EPSRC Reference: EP/W004585/2
Title: A smart, multi-purpose technology for diagnostics, analytics and drug delivery
Principal Investigator: Wall, Professor I
Other Investigators:
Hanga, Dr M
Researcher Co-Investigators:
Project Partners:
Cell Therapy Catapult Limited Cobra Biologics FourPlus Immersive
LGC Ltd-Laboratory of Government Chemist Pall Europe Ltd Royal Orthopaedic Hospital NHS Fdn Trust
Department: Institute of Immunology & Immunotherapy
Organisation: University of Birmingham
Scheme: Standard Research
Starts: 03 May 2022 Ends: 31 December 2022 Value (£): 99,235
EPSRC Research Topic Classifications:
Chemical Biology Drug Formulation & Delivery
Med.Instrument.Device& Equip.
EPSRC Industrial Sector Classifications:
Healthcare
Related Grants:
EP/W004593/1
Panel History:
Panel DatePanel NameOutcome
01 Jul 2021 Transformative Healthcare Technologies Full Proposals 2nd Call Announced
Summary on Grant Application Form
We will establish a technology platform that changes the way we diagnose and treat patients. It involves detecting and producing nano-sized biological particles that act as communication machinery in nature. These particles are called exosomes and with significant investment in the engineering required to accurately capture and profile them, it will be possible to create a new class of diagnostics that can detect disease earlier than is currently possible, based on the release and detection of specific exosomes. It will also be possible to distinguish between different stages of disease, which will help to tailor the right treatment to an individual patient.
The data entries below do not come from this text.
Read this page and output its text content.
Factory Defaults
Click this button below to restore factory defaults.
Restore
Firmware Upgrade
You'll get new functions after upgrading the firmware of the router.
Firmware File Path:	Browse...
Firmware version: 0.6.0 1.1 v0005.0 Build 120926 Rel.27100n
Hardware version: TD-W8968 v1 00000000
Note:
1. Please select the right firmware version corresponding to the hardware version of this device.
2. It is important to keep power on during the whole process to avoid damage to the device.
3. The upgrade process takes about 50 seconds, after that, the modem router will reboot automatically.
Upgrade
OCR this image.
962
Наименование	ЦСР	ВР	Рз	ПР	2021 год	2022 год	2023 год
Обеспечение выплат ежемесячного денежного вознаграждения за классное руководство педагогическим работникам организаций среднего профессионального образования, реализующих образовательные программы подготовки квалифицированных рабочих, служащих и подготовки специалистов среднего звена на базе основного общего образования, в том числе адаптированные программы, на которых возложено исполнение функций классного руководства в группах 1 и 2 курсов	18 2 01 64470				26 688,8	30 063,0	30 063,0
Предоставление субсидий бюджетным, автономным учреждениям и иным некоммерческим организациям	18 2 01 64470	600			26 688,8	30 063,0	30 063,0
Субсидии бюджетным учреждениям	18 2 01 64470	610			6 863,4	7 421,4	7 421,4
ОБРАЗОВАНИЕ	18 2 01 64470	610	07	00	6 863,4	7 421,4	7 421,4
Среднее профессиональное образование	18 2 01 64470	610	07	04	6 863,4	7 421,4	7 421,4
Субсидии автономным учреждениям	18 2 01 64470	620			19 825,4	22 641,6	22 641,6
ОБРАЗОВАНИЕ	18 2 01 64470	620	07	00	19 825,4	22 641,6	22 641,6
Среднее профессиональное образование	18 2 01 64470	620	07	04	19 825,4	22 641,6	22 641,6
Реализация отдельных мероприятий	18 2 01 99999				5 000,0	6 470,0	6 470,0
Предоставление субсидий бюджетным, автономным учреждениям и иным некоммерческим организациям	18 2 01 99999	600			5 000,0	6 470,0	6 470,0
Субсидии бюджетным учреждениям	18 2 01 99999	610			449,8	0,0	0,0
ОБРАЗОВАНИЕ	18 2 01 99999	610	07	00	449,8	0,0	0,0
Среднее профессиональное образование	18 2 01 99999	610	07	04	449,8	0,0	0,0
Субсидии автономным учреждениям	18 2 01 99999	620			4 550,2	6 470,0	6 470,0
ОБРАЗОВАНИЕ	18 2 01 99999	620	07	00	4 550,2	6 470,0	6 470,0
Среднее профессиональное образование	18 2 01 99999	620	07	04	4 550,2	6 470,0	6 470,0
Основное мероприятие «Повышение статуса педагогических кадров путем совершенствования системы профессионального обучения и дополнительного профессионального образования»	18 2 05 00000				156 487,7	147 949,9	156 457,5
The diagnostics platform will also form the basis for manufacturing analytics that will enable cell and gene therapies to be carefully monitoring during manufacture. Cell and gene therapies currently cost in the order of £100,000 to £1,000,000 per dose and is related to the fact that bioprocesses (the manufacturing approaches used to create them) are sub-optimal. A radical advance in manufacturing analytics will help to better monitor and control manufacturing, which will lead to improved product consistency and ultimately drive down cost of manufacturing, which will catalyse the routine adoption of cell and gene therapies in the NHS.

Finally, by producing exosomes using industrial bioprocesses it will be possible to create new drugs based on exosomes, exploiting their communication machinery to target therapies to sites of disease. This will involve a combination of engineering exosomes to have increased potency, or loading them with powerful drugs and targeting them directly at the diseased tissue.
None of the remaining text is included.